U.K. Prime Minister David Cameron called on Syrian President Bashar al-Assad to leave power and piled pressure on Russia to back “tough” international action against his regime.
“The message to President Assad is, it is time for transition, it is time for you to go,” Cameron told a press conference today in the Afghan capital Kabul. When asked if he had a message for Syrian ally Russia, he said, “it’s time for the UN Security Council to pass clear and tough messages about sanctions and be unambiguous in this.”
The comments came a day after a bomb attack in Damascus killed key members of Syria’s military establishment, leaving Assad scrambling to stop his family’s four-decade grip on power unravelling.
The United Nations Security Council is due to vote today on a new resolution threatening Syria with non-military sanctions unless Assad complies with a UN peace plan that so far has failed to quell the 17-month conflict. A vote was postponed for another bout of diplomacy yesterday at the request of peace envoy Kofi Annan.
The resolution is tied to Chapter 7 of the UN Charter, which allows the 15-member Security Council to impose economic and diplomatic sanctions and authorizes the use of military force if necessary.
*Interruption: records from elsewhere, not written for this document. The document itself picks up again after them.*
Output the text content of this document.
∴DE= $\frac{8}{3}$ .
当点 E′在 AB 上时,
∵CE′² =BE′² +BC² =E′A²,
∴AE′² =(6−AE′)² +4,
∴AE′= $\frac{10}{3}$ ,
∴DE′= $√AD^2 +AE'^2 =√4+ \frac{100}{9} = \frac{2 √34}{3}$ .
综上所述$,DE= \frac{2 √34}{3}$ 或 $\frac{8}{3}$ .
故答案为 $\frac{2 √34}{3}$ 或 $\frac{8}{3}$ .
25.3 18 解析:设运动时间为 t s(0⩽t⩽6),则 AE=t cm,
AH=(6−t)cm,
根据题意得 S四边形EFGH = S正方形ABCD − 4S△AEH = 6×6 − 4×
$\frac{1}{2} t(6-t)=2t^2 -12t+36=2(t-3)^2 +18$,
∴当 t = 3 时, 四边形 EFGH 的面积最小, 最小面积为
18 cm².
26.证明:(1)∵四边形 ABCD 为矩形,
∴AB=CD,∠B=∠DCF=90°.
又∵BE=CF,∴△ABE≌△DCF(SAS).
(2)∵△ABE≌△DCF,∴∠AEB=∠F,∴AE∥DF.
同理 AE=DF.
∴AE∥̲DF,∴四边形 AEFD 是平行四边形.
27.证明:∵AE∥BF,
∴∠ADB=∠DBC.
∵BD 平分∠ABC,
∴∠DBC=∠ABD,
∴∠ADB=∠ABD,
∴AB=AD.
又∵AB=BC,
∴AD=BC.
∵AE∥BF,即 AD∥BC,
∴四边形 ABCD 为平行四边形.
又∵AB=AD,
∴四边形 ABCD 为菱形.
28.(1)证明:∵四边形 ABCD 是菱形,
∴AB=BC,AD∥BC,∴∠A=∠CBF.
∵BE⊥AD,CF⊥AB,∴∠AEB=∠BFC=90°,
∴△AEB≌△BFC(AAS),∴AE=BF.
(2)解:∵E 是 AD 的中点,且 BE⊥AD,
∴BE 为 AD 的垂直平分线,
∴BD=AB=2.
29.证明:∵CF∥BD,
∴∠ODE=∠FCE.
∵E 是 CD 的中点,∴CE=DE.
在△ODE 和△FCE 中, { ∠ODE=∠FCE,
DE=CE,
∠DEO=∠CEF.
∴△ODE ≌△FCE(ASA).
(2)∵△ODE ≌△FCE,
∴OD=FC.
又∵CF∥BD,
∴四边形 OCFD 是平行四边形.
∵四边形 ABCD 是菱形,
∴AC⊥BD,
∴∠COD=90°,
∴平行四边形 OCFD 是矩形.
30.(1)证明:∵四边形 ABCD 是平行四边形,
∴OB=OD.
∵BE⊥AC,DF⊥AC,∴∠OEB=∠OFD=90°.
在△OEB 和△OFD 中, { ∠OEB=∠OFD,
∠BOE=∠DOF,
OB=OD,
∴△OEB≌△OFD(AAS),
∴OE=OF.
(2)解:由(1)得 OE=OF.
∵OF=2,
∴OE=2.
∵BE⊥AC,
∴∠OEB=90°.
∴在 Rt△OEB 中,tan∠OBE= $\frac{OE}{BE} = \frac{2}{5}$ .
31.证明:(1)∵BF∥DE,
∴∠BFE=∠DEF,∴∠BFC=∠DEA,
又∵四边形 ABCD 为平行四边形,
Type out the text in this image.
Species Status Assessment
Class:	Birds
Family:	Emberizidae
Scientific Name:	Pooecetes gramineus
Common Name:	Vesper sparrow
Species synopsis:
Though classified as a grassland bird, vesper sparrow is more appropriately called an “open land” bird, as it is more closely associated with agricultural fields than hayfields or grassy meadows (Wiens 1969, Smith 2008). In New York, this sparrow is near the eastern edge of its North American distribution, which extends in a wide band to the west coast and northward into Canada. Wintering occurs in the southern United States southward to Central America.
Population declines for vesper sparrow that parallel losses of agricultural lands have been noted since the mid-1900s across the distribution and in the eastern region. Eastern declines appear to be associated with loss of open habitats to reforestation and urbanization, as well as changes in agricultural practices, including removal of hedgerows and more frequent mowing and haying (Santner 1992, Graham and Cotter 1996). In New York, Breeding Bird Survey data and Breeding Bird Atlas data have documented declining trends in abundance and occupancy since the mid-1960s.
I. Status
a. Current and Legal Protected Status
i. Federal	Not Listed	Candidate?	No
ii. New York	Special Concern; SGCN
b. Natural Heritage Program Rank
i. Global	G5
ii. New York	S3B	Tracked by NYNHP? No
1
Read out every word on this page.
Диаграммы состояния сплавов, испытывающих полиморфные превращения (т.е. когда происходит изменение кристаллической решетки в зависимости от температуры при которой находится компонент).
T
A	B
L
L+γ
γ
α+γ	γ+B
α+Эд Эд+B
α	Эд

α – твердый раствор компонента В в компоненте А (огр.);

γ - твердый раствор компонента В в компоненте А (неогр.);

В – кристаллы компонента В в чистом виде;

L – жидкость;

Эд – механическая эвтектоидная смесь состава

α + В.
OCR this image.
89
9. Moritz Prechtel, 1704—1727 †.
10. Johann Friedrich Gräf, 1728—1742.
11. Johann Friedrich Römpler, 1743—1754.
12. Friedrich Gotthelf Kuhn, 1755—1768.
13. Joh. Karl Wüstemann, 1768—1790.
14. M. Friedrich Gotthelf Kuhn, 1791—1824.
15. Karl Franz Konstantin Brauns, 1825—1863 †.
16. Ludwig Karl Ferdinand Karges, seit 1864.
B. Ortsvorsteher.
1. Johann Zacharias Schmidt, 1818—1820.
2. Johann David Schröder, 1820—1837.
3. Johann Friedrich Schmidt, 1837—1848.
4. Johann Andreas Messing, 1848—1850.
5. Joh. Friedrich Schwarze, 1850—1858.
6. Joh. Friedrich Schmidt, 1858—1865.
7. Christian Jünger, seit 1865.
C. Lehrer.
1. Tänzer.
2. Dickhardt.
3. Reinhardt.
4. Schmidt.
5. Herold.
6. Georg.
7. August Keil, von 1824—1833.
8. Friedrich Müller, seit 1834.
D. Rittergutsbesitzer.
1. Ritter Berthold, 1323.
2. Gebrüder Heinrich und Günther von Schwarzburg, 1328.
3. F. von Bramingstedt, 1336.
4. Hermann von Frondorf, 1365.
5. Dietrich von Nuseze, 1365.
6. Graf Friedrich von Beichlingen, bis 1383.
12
Russia, which has twice blocked measures against its Soviet-era ally, has signalled it is again unwilling to concede. Responding to the blasts, Russian Foreign Minister Sergei Lavrov told reporters in Moscow that “the UN has no business here.” A vote is scheduled for 10 a.m. in New York.
“I would appeal to those that in the past have held out against tough action against Syria: what more evidence do we need about a regime that has brutalized its own people,” Cameron said after talks with Afghan President Hamid Karzai.
“The alternative to political transition at the top of Syria is revolution from the bottom in Syria,” he said. “It is in everybody’s interest that that the transition takes place. The sooner that happens, the sooner the people of Syria can be freed from the tyranny under which they are currently suffering.”